“Masihkah kamu berharap pada hari-hari esok?” Pesan singkat baru saja meramaikan handphone-ku di pagi itu. Aku tidak tahu siapa yang memberi pesan pagi-pagi buta. Kacamata jauh dari jangkauan tangan, sedang silau sinar layar handphone membuatku tak kuat menatap lama. Tanpa mengindahkan pesan, aku tarik selimut, dan melanjutkan mimpi yang tertahan sejenak oleh dering suara handphone yang menyebalkan.

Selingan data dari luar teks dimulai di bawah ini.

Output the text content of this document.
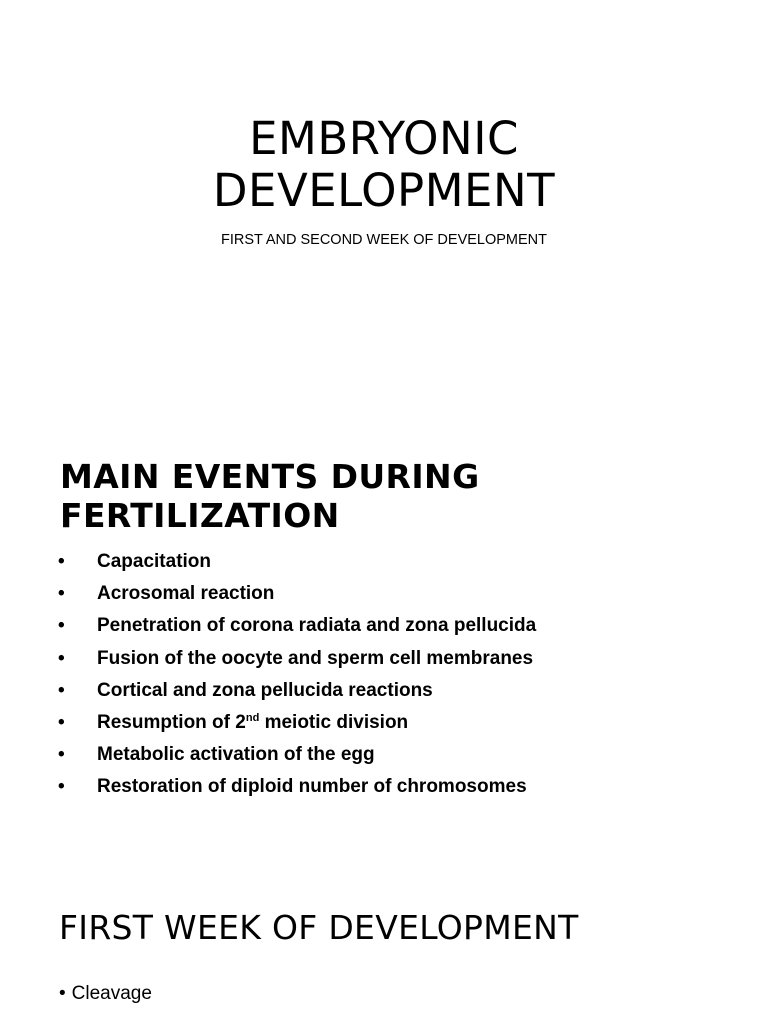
EMBRYONIC
DEVELOPMENT

FIRST AND SECOND WEEK OF DEVELOPMENT

MAIN EVENTS DURING
FERTILIZATION
• Capacitation
• Acrosomal reaction
• Penetration of corona radiata and zona pellucida
• Fusion of the oocyte and sperm cell membranes
• Cortical and zona pellucida reactions
• Resumption of 2nd meiotic division
• Metabolic activation of the egg
• Restoration of diploid number of chromosomes
FIRST WEEK OF DEVELOPMENT
• Cleavage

Di dalam mimpi di pagi itu, aku menikmati waktu dengan berselancar di atas lautan salju. Di atas papan seluncur, aku melepas segala duka dan sakit, hancur dan ketidakberdayaan, serta kekecewaan yang mendalam bersama keras teriak. Hingga tak sadar bahwa suaraku menggetarkan awan-awan, rintik hujan mulai berjatuhan terkena efek suaraku yang menggoyang awan hitam di satu waktu. Kesedihan memang energi yang amat kuat dan baik. Memberi rahmat bagi orang-orang meyakini tentang fenomena hujan. Tak peduli bahwa itu hasil dari kesedihanku yang begitu rumit.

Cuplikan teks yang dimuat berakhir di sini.